For reference, I replied to Bengio's post in a separate post: https://www.lesswrong.com/posts/kGrwufqxfsyuaMREy/annotated-reply-to-bengio-s-ai-scientists-safe-and-useful-ai. TLDR: pretty much the same points that other commentators to this post are making, just in a more elaborate form.
I generally agree with the notion that IMO this sort of AI (non-agentic oracular tools) should be as far as we go along that road, and they pretty much destroy all the arguments for why we should rush to AGI as they provide most of the same benefits at a fraction of the cost. However, the crucial point remains that once you have these, the step to agentic AGI seems tiny; possibly as easy as rigging up an AutoGPT-like system which uses these Scientist AIs as one of its core components.
The comparison with human cloning seems apt, as a technology that we know well enough that we surely could do it, we just have for now mostly successfully avoided to do it out of ethical concerns. That said, human cloning is both more instinctively repugnant and less economically useful than building AGI, so the incentives at play are very different. It probably would be much safer to not even have the temptation.

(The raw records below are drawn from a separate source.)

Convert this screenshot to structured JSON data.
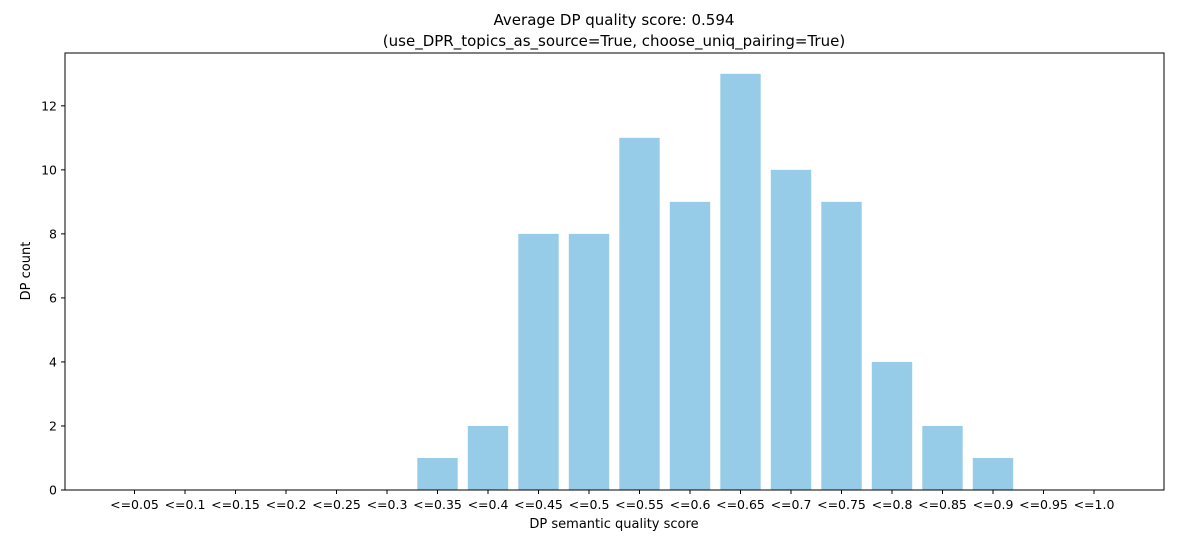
{
  "chart_data": {
    "type": "bar",
    "title_line1": "Average DP quality score: 0.594",
    "title_line2": "(use_DPR_topics_as_source=True, choose_uniq_pairing=True)",
    "xlabel": "DP semantic quality score",
    "ylabel": "DP count",
    "categories": [
      "<=0.05",
      "<=0.1",
      "<=0.15",
      "<=0.2",
      "<=0.25",
      "<=0.3",
      "<=0.35",
      "<=0.4",
      "<=0.45",
      "<=0.5",
      "<=0.55",
      "<=0.6",
      "<=0.65",
      "<=0.7",
      "<=0.75",
      "<=0.8",
      "<=0.85",
      "<=0.9",
      "<=0.95",
      "<=1.0"
    ],
    "values": [
      0,
      0,
      0,
      0,
      0,
      0,
      1,
      2,
      8,
      8,
      11,
      9,
      13,
      10,
      9,
      4,
      2,
      1,
      0,
      0
    ],
    "yticks": [
      0,
      2,
      4,
      6,
      8,
      10,
      12
    ],
    "ylim": [
      0,
      13.65
    ],
    "grid": false,
    "bar_color": "#97cce8"
  }
}
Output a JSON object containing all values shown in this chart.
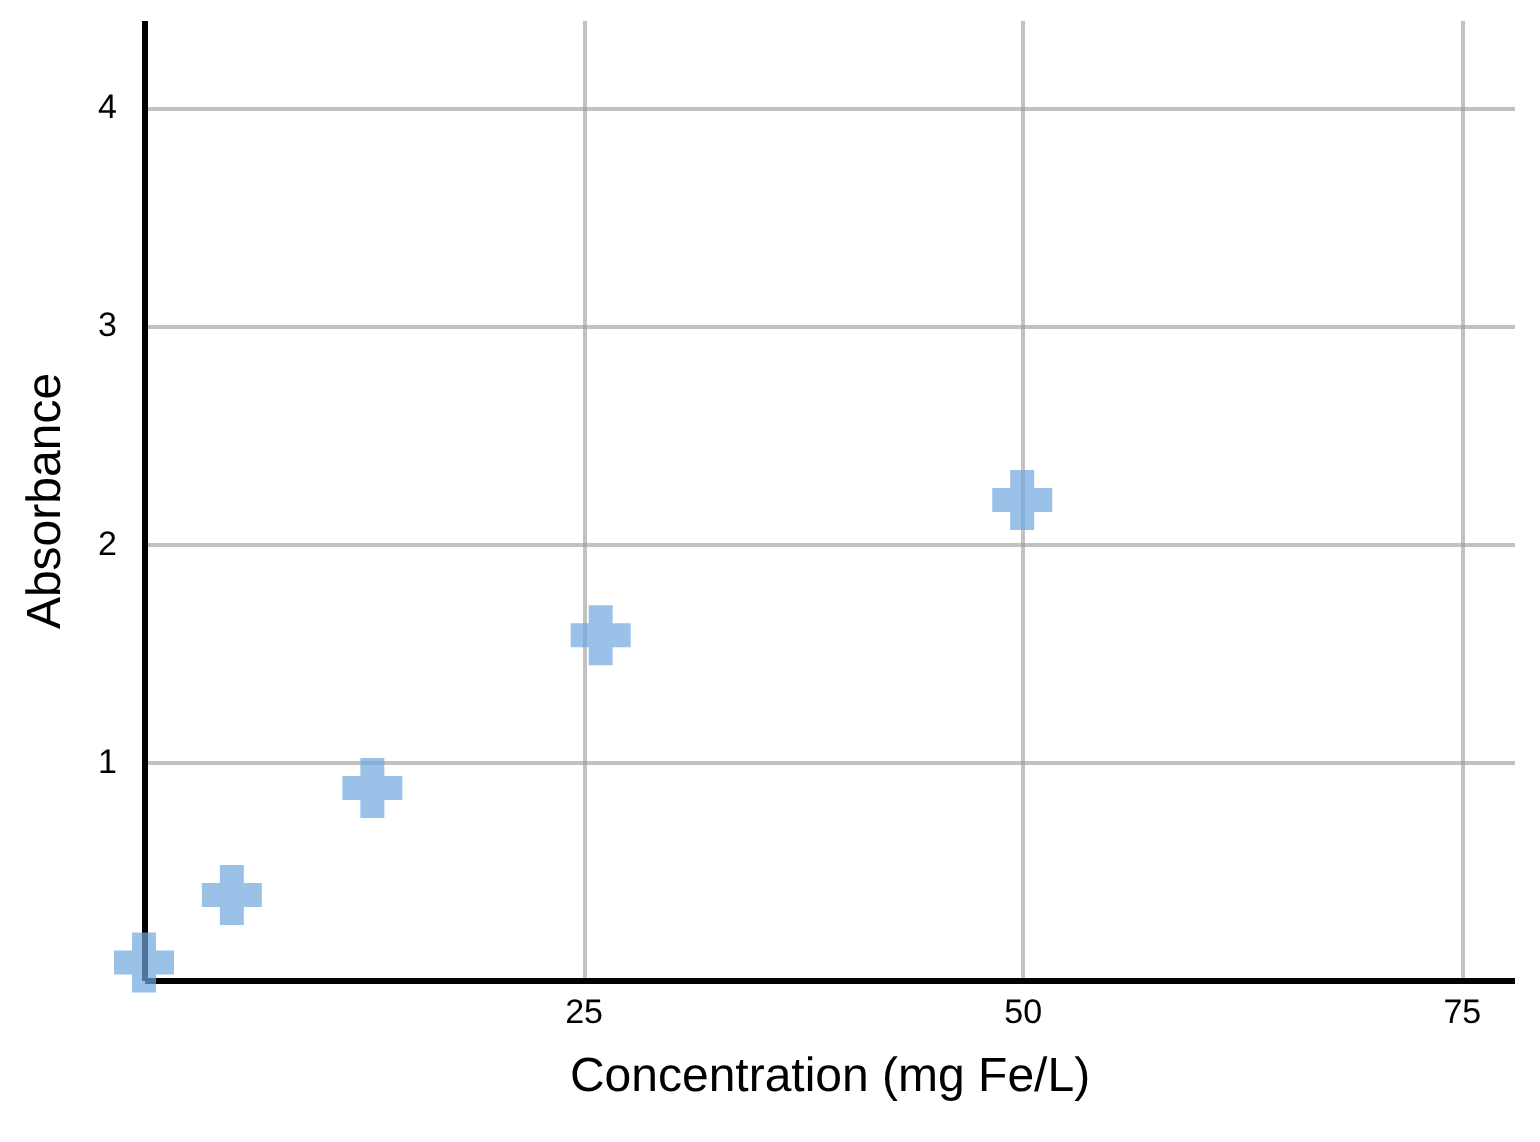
{
  "chart_data": {
    "type": "scatter",
    "xlabel": "Concentration (mg Fe/L)",
    "ylabel": "Absorbance",
    "x": [
      0,
      5,
      13,
      26,
      50
    ],
    "series": [
      {
        "color": "#6fa8e0",
        "values": [
          0.08,
          0.39,
          0.88,
          1.58,
          2.2
        ]
      }
    ],
    "xlim": [
      0,
      78
    ],
    "xticks": [
      25,
      50,
      75
    ],
    "ylim": [
      0,
      4.4
    ],
    "yticks": [
      1,
      2,
      3,
      4
    ],
    "grid": true,
    "marker": "cross"
  }
}
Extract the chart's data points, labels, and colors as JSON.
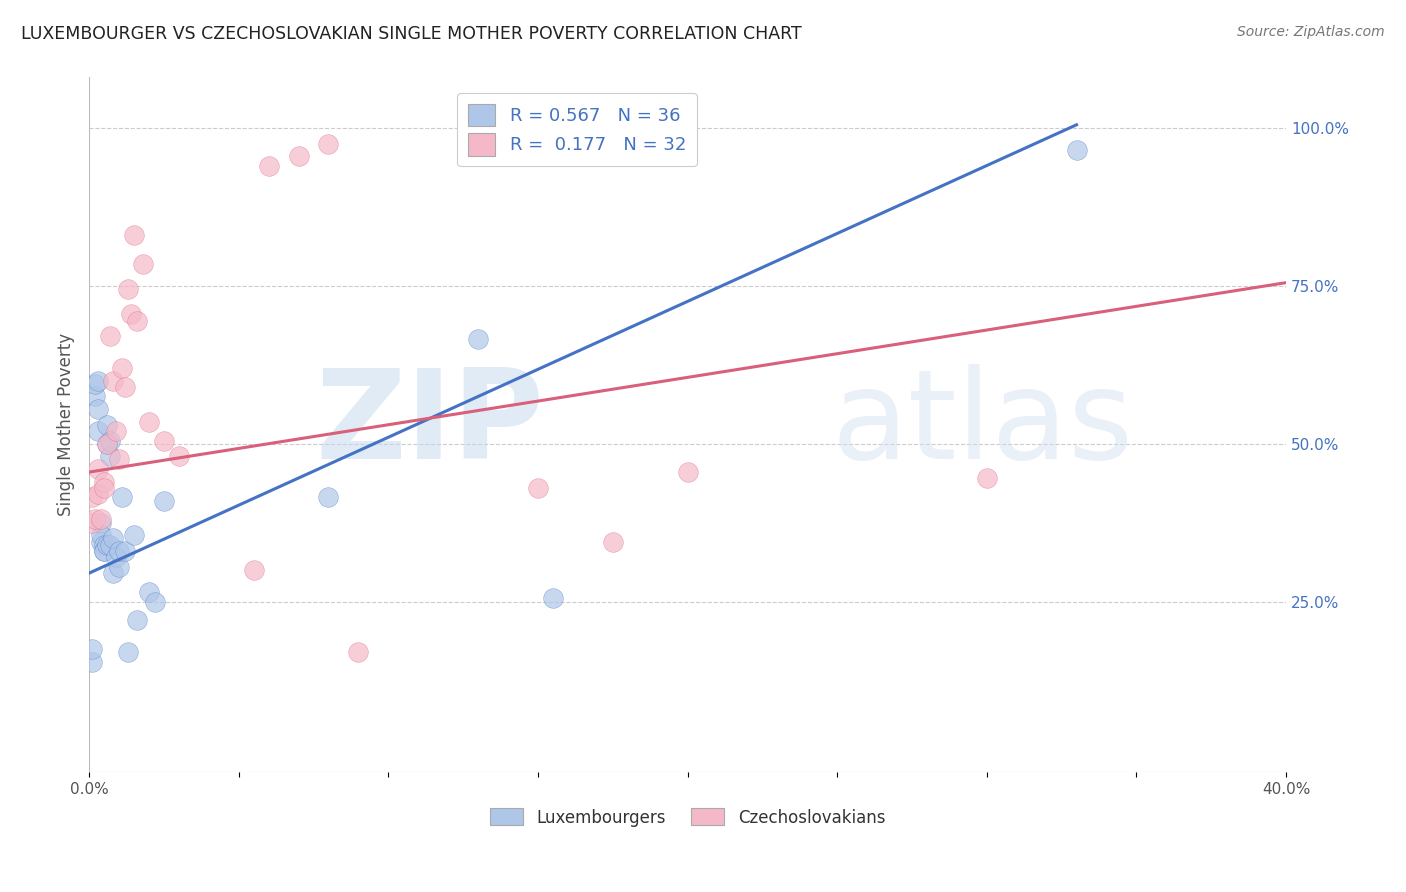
{
  "title": "LUXEMBOURGER VS CZECHOSLOVAKIAN SINGLE MOTHER POVERTY CORRELATION CHART",
  "source": "Source: ZipAtlas.com",
  "ylabel": "Single Mother Poverty",
  "xlim": [
    0.0,
    0.4
  ],
  "ylim": [
    -0.02,
    1.08
  ],
  "xtick_positions": [
    0.0,
    0.05,
    0.1,
    0.15,
    0.2,
    0.25,
    0.3,
    0.35,
    0.4
  ],
  "xtick_labels": [
    "0.0%",
    "",
    "",
    "",
    "",
    "",
    "",
    "",
    "40.0%"
  ],
  "yticks_right": [
    0.25,
    0.5,
    0.75,
    1.0
  ],
  "ytick_labels_right": [
    "25.0%",
    "50.0%",
    "75.0%",
    "100.0%"
  ],
  "blue_R": 0.567,
  "blue_N": 36,
  "pink_R": 0.177,
  "pink_N": 32,
  "blue_color": "#aec6e8",
  "pink_color": "#f5b8c8",
  "blue_line_color": "#4472c4",
  "pink_line_color": "#d9607a",
  "legend_blue_label": "Luxembourgers",
  "legend_pink_label": "Czechoslovakians",
  "watermark_zip": "ZIP",
  "watermark_atlas": "atlas",
  "blue_line_x": [
    0.0,
    0.33
  ],
  "blue_line_y": [
    0.295,
    1.005
  ],
  "pink_line_x": [
    0.0,
    0.4
  ],
  "pink_line_y": [
    0.455,
    0.755
  ],
  "blue_scatter_x": [
    0.001,
    0.001,
    0.002,
    0.002,
    0.003,
    0.003,
    0.003,
    0.004,
    0.004,
    0.004,
    0.005,
    0.005,
    0.005,
    0.006,
    0.006,
    0.006,
    0.007,
    0.007,
    0.007,
    0.008,
    0.008,
    0.009,
    0.01,
    0.01,
    0.011,
    0.012,
    0.013,
    0.015,
    0.016,
    0.02,
    0.022,
    0.025,
    0.08,
    0.13,
    0.155,
    0.33
  ],
  "blue_scatter_y": [
    0.155,
    0.175,
    0.575,
    0.595,
    0.6,
    0.555,
    0.52,
    0.375,
    0.345,
    0.355,
    0.34,
    0.33,
    0.33,
    0.34,
    0.5,
    0.53,
    0.34,
    0.48,
    0.505,
    0.35,
    0.295,
    0.32,
    0.305,
    0.33,
    0.415,
    0.33,
    0.17,
    0.355,
    0.22,
    0.265,
    0.25,
    0.41,
    0.415,
    0.665,
    0.255,
    0.965
  ],
  "pink_scatter_x": [
    0.001,
    0.001,
    0.002,
    0.003,
    0.003,
    0.004,
    0.005,
    0.005,
    0.006,
    0.007,
    0.008,
    0.009,
    0.01,
    0.011,
    0.012,
    0.013,
    0.014,
    0.015,
    0.016,
    0.018,
    0.02,
    0.025,
    0.03,
    0.055,
    0.06,
    0.07,
    0.08,
    0.09,
    0.15,
    0.175,
    0.2,
    0.3
  ],
  "pink_scatter_y": [
    0.375,
    0.415,
    0.38,
    0.42,
    0.46,
    0.38,
    0.44,
    0.43,
    0.5,
    0.67,
    0.6,
    0.52,
    0.475,
    0.62,
    0.59,
    0.745,
    0.705,
    0.83,
    0.695,
    0.785,
    0.535,
    0.505,
    0.48,
    0.3,
    0.94,
    0.955,
    0.975,
    0.17,
    0.43,
    0.345,
    0.455,
    0.445
  ]
}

The main advantage of Tool-AIs is that they can be used to solve alignment for more agentic approaches. You don't need to prevent people from building agentic AI for all time, just in the intermittent period while we have Tool AI, but don't yet have alignment.
Well, that's assuming there is something akin to a solution for alignment. I think it's feasible for the technical aspect but I highly doubt it for the social/political one. I think most or all aligned AIs would just be aligned with someone, specifically.
There is also some commentary here: https://www.lesswrong.com/posts/kGrwufqxfsyuaMREy/annotated-reply-to-bengio-s-ai-scientists-safe-and-useful-ai
Someone needs to offer him/his lab funding to investigate the pros and cons of this approach.
Potentially relevant: Yoshua Bengio got funding from OpenPhil in 2017:
Interesting. I would love to know if anything useful came out of that.